Unfortunately, clinical concepts in health psychology do not always align with concepts in experimental psychology, resulting in conflicts and issues in applying these concepts to address human suffering. However, regardless of whether a health psychology practitioner is specialized in clinical practice or experimental psychology, it is critical to familiarize themselves with ideas and knowledge in both areas because they complement each other and reinforce the psychological practice (Field & Wilcox, 2017). For instance, the globe has experienced significant changes due to improved technology, more efficient communication, and existing in an increasingly dynamic environment. Hence, although a clinical practitioner may be equipped with sufficient psychological knowledge of theories and recommended practice, numerous environmental factors can interfere with the reliability and relevance of these approaches (Denes & Pizzamiglio, 2020). Therefore, understanding the concepts of clinical and experimental health psychology allows practitioners to leverage approaches from both fields to obtain reliable information and advance their practice.

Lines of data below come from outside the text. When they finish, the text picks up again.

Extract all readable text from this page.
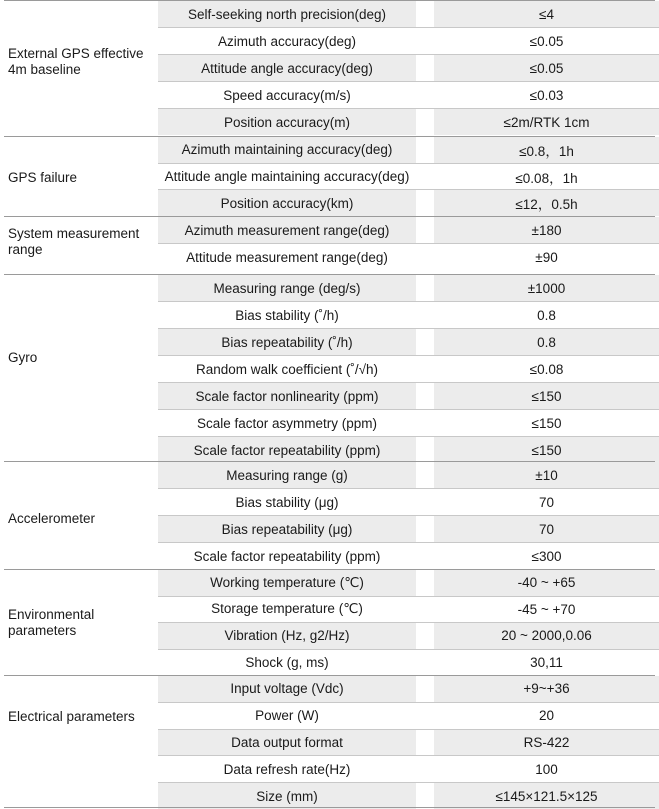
External GPS effective 4m baseline
Self-seeking north precision(deg)	≤4
Azimuth accuracy(deg)	≤0.05
Attitude angle accuracy(deg)	≤0.05
Speed accuracy(m/s)	≤0.03
Position accuracy(m)	≤2m/RTK 1cm
GPS failure
Azimuth maintaining accuracy(deg)	≤0.8，1h
Attitude angle maintaining accuracy(deg)	≤0.08，1h
Position accuracy(km)	≤12，0.5h
System measurement range
Azimuth measurement range(deg)	±180
Attitude measurement range(deg)	±90
Gyro
Measuring range (deg/s)	±1000
Bias stability (˚/h)	0.8
Bias repeatability (˚/h)	0.8
Random walk coefficient (˚/√h)	≤0.08
Scale factor nonlinearity (ppm)	≤150
Scale factor asymmetry (ppm)	≤150
Scale factor repeatability (ppm)	≤150
Accelerometer
Measuring range (g)	±10
Bias stability (μg)	70
Bias repeatability (μg)	70
Scale factor repeatability (ppm)	≤300
Environmental parameters
Working temperature (℃)	-40 ~ +65
Storage temperature (℃)	-45 ~ +70
Vibration (Hz, g2/Hz)	20 ~ 2000,0.06
Shock (g, ms)	30,11
Electrical parameters
Input voltage (Vdc)	+9~+36
Power (W)	20
Data output format	RS-422
Data refresh rate(Hz)	100
Size (mm)	≤145×121.5×125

Subsequently, understanding clinical and experimental psychology is crucial in emerging fields like nature-based and assisted-animal therapies because they are still at their developmental stage. Thus, keeping up with the latest information can help clinical psychologists to apply them appropriately and limit adverse outcomes (Field & Wilcox, 2017). Moreover, learning about concepts in experimental and clinical psychology can assist practitioners to avoid several complexities and issues like misdiagnosis, wrong drug administration, and medical errors (Denes & Pizzamiglio, 2020). Also, the knowledge enables experimental psychologists to adhere to ethical principles when dealing with human and animal subjects. Thus, it is advisable to reconcile these fields because they are more effective when integrated to maximize their potential benefits.

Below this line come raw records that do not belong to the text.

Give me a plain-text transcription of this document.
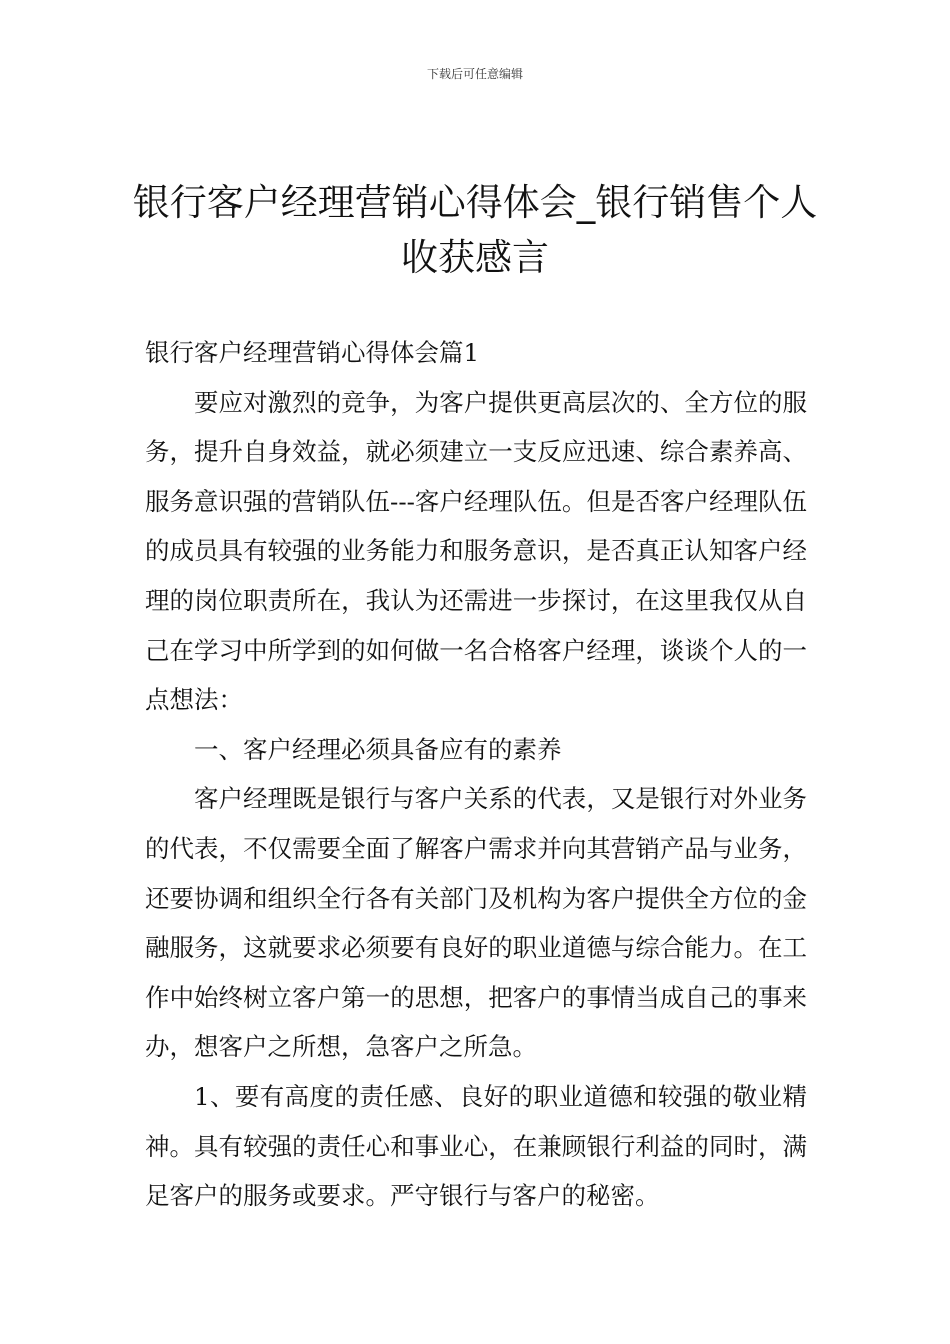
下载后可任意编辑
银行客户经理营销心得体会_银行销售个人收获感言

银行客户经理营销心得体会篇1

要应对激烈的竞争，为客户提供更高层次的、全方位的服务，提升自身效益，就必须建立一支反应迅速、综合素养高、服务意识强的营销队伍---客户经理队伍。但是否客户经理队伍的成员具有较强的业务能力和服务意识，是否真正认知客户经理的岗位职责所在，我认为还需进一步探讨，在这里我仅从自己在学习中所学到的如何做一名合格客户经理，谈谈个人的一点想法：

一、客户经理必须具备应有的素养

客户经理既是银行与客户关系的代表，又是银行对外业务的代表，不仅需要全面了解客户需求并向其营销产品与业务，还要协调和组织全行各有关部门及机构为客户提供全方位的金融服务，这就要求必须要有良好的职业道德与综合能力。在工作中始终树立客户第一的思想，把客户的事情当成自己的事来办，想客户之所想，急客户之所急。

1、要有高度的责任感、良好的职业道德和较强的敬业精神。具有较强的责任心和事业心，在兼顾银行利益的同时，满足客户的服务或要求。严守银行与客户的秘密。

Experimental psychology plays a critical role in informing clinical health psychology practice. However, these fields adopt different approaches and unique guidelines to achieve their purpose. Nonetheless, experimental psychology and clinical psychology complement each other as none can exist and function effectively without the other. Therefore, psychologists should prioritize gaining more knowledge in both areas to put them in a better solution to address arising issues using evidence-based information.
Denes, G., & Pizzamiglio, L. (Eds.). (2020). Handbook of clinical and experimental neuropsychology. Psychology Press.
Field, A. P., & Wilcox, R. R. (2017). Robust statistical methods: A primer for clinical psychology and experimental psychopathology researchers. Behaviour research and therapy, 98, 19-38.